En outre, l’un des plus grands philosophes de tous les temps, le Commentateur par excellence d’Aristote devenu célèbre en Occident sous le nom Averroès, Ibn Ruschd a eu une influence considérable sur la scolastique chrétienne et favorisé la propagation de la métaphysique aristotélicienne dans les milieux chrétiens. Thomas d’Acquin le surnommait « Le Commentateur » de génie, d’ailleurs la pensée de ce dernier a rencontré un plus grand succès en Occident qu’en Orient. La rencontre des trois grandes religions était académiquement fertile, malheureusement la Reconquista (la reconquête de l’Espagne), l’Inquisition et les Croisades ont détruit cette dynamique.

« Le Creuset de Dieu » est un ouvrage de poids, tant sur le plan du volume que de l’importance qu’il revêt, dont l’écriture est vivifiée grâce à l’emploi de formules métaphoriques. Un « haut lieu de négociation » entre un prêtre et un roi, par exemple, “déplié au milieu des peaux d’ours, des armes empilées, les ronflements des chiens, les os encombrés et des cruches de vin renversées ». Voilà qui est particulièrement rafraîchissant dans un livre dont l’ambition n’a d’égal que la portée, et qui n’est pas dénué de lyrisme.

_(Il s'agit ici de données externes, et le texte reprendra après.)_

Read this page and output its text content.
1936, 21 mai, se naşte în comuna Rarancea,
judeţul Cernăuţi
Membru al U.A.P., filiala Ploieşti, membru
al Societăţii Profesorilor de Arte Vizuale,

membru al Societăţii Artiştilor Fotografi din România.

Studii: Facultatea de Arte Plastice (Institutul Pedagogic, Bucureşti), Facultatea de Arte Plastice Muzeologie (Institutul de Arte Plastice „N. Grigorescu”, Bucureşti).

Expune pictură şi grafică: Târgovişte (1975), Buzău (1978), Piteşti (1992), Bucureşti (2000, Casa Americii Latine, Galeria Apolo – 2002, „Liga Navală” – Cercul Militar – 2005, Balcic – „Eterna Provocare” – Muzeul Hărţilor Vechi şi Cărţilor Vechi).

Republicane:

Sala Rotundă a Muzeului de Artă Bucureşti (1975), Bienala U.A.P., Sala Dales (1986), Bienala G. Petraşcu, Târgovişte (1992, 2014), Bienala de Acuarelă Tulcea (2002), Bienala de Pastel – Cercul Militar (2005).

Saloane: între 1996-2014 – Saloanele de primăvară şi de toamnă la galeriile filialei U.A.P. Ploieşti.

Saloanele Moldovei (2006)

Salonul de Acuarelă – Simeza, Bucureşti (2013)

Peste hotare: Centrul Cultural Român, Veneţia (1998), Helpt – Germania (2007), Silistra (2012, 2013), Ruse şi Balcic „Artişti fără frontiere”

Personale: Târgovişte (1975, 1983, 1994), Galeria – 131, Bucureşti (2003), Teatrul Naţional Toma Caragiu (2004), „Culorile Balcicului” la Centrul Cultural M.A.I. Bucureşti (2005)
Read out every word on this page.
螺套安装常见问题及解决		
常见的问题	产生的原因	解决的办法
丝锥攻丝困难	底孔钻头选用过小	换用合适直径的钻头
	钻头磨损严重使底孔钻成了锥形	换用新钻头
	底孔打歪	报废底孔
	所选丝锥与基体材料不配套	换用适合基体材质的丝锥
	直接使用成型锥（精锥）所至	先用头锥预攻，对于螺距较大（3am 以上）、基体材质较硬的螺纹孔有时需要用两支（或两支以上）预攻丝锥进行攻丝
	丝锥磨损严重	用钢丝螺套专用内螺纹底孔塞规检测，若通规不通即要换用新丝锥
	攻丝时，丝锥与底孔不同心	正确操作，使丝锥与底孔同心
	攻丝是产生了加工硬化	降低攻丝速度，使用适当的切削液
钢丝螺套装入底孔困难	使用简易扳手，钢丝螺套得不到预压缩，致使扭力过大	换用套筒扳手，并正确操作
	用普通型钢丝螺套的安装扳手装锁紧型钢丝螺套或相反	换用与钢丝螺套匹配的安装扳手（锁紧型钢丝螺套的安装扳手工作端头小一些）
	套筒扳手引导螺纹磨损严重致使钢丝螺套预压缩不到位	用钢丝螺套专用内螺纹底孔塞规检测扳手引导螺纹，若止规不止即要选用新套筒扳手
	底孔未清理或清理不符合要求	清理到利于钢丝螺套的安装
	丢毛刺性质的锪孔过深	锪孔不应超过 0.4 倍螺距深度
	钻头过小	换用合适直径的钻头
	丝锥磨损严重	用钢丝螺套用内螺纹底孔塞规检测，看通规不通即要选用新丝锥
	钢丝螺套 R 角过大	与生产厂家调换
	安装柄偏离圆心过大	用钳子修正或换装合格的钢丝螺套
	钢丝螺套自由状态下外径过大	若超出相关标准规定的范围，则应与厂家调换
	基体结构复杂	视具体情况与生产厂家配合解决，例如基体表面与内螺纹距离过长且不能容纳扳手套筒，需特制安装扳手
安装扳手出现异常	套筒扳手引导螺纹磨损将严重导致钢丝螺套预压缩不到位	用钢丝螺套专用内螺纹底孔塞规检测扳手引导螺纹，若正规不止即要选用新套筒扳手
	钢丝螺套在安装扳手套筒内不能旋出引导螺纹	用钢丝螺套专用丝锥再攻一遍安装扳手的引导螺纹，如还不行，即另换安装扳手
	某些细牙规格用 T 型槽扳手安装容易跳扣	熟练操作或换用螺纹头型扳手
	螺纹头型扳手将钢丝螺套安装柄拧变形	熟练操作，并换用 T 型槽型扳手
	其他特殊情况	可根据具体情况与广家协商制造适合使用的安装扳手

Cet ouvrage volumineux nous
rappelle que la civilisation arabo-musulmane s’intercale entre deux périodes historiques majeures que sont l’Antiquité et la Renaissance. La Renaissance,  dont il convient d’insister sur le fait qu’elle n’aurait jamais pu éclore aussi rapidement sans l’apport décisif des musulmans dans les différents domaines scientifiques : médecine, astronomie, physique, chimie, mathématiques …, ainsi que la philosophie, cette discipline capitale pour l’évolution des sociétés.

David Levering Lewis, né le 25 mai 1936 à Little Rock. Il enseigne l’histoire à l’université de New York. Il est surtout célèbre pour avoir eu le prix Pulitzer en 2000.